Zarządzanie finansami osobistymi jest tak proste, że aż zadziwia fakt, że tak wiele osób wpada w tarapaty finansowe, zadłuża się, czy żyje od pierwszego do pierwszego. Nie trzeba wcale żmudnie spisywać wydatków z paragonów, czy prowadzić pracowicie budżetu domowego, by zapanować nad swoim portfelem. Wystarczy przestrzegać kilku prostych zasad.
1.Nie wydawaj wszystkiego, co zarabiasz
Naucz się, że zaraz po tym, gdy tylko otrzymasz wynagrodzenie, część przelewasz na konto oszczędnościowe. Zupełnie nieważne, czy będzie to 100 złotych, 500 złotych czy tysiąc. Ważne jest to, abyś nigdy nie wydawał wszystkiego, co zarabiasz. Przelew rób zaraz po tym, gdy otrzymasz wynagrodzenie, a w ten sposób błyskawicznie „zapomnisz” o tych pieniądzach i nie wydasz ich.
2. Nie zadłużaj się
Naucz się cierpliwości i przestań żyć dniem dzisiejszym. Jeśli naprawdę ci na czymś zależy, bez trudu odłożysz na to pieniądze i nie będziesz musiał potem płacić komuś (nieważne czy to bank, czy firma pożyczkowa czy nawet przyjaciel) za to, że pożyczył ci pieniędzy.
3. Nie daj się inflacji kosztów życia
Nie ma nic gorszego niż brak utrzymywania kosztów życia na stałym, w miarę niskim poziomie. To z inflacji koszów życia biorą się problemy tych bardzo bogatych, którzy nagle wpadają w ruinę. Proste, im więcej zarabiają, tym bardziej dają się wkręcić w spiralę konsumpcji i nagle okazuje się, że zwyczajnie przestaje ich być stać na utrzymanie domu, basenu, ogrodnika i sprzątaczki.
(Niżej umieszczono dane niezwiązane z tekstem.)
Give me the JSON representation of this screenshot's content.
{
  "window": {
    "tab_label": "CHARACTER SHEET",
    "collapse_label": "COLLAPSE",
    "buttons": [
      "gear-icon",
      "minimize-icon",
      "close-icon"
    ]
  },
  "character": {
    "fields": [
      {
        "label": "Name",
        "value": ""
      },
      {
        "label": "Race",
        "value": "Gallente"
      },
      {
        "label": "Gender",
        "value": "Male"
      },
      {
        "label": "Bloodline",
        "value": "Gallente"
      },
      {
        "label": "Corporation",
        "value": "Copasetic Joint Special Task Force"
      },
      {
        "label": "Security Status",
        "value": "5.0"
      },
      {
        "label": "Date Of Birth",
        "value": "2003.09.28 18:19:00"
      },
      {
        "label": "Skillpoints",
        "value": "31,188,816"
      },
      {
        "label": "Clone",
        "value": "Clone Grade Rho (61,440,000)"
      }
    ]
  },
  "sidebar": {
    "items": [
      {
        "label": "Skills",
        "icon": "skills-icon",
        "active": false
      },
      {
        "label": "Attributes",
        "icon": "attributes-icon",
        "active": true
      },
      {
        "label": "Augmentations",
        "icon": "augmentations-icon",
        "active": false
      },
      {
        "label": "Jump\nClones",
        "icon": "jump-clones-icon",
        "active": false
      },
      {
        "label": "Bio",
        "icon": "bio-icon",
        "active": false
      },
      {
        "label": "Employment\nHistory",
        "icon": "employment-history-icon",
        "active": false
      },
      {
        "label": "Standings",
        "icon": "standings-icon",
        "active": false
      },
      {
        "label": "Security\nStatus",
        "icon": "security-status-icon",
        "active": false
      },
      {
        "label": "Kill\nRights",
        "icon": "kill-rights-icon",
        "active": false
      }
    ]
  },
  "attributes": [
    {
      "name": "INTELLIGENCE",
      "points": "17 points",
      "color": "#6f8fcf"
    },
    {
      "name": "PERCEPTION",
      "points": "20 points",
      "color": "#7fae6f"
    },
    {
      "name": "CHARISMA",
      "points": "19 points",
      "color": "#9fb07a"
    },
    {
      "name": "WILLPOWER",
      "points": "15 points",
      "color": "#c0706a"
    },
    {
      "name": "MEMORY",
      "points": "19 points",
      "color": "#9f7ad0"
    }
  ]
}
Koszty rosną i mimo coraz większych zarobków pieniędzy jest coraz mniej.
4. Staraj się zwieszać swoje przychody
Zasada jest banalna, nieważne co robisz, możesz robić to lepiej i zarabiać więcej. Chodzi o to, aby w życiu nie dreptać w miejscu, tylko stale się rozwijać i zarabiać coraz więcej, dopóki mamy na to siły. To, dlatego w życiu najważniejsza jest gotowość do zmian.
5. Pospłacaj długi
Naucz się, że nie tylko nie możesz się zadłużać, ale też powinieneś jak najszybciej dążyć do tego, aby pozbyć się zadłużenia. Nie ma nic gorszego niż długi, bo to człowieka stresuje i czyni niewolnikiem konieczności spłacania rat, odsetek prowizji i martwienia się o to, czy na pewno wystarczy nam na spłatę kredytów.
6. Zbuduj poduszkę awaryjną
Oszczędności, które wystarczają ci na pokrycie niespodziewanych wydatków i większa kwota, która pozwala ci na życie przez jakiś czas bez pracy to naprawdę wolność. Mając takie zabezpieczenie, wiesz, że nie wpadniesz w długi i dasz sobie rade. To spore ułatwienie, a przede wszystkim wzmocnienie poczucia pewności siebie.
7. Zdefiniuj swoje cele finansowe
Tylko tyle i aż tyle. Każdy z nas ma swoje cele: jeden chce jechać w podróż dookoła świata, a inny przejść na emeryturę po pięćdziesiątce. Pomyśl, czego chcesz i staraj się do tego dążyć.
8. Otaczaj się właściwymi ludźmi
Toksyczni ludzie w twoim otoczeniu ciągną cię w dół i nie dopuszczają do twojego rozwoju. Pozytywni ludzie nie tylko będą cię stymulować, ale bardzo często staną się twoimi powiernikami, a nawet mentorami.
9. Dbaj o rodzinę i przyjaciół
Kiedy zdeklarujesz się żyć w rodzinie, nie zapominaj, że jesteś za nią odpowiedzialny i twoje cele finansowe muszą być zbieżne z tym, czego oczekują twoi bliscy. To jedyny sposób, aby nie uchodzić za zrzędliwego sknerę, a nauczyć rodzinę i przyjaciół, że realizując cel, dbasz także o nich.
10. Nie przejmuj się tym, co myślą o tobie wszyscy inni
Naucz się, że nie żyjesz dla wszystkich innych, a tylko dla siebie i swojej rodziny. Nie ma nic gorszego niż jedzenie drogich kolacji w towarzystwie ludzi, na których ci nie zależy czy kupowanie nowego samochodu, tylko dlatego, że sąsiad kupił nowe auto. Nie żyj na pokaz, bo to drogie i mało satysfakcjonujące.
Długi są najgorsze. Z każdym miesiącem odsetki rosną, a nas zjada i paraliżuje stres.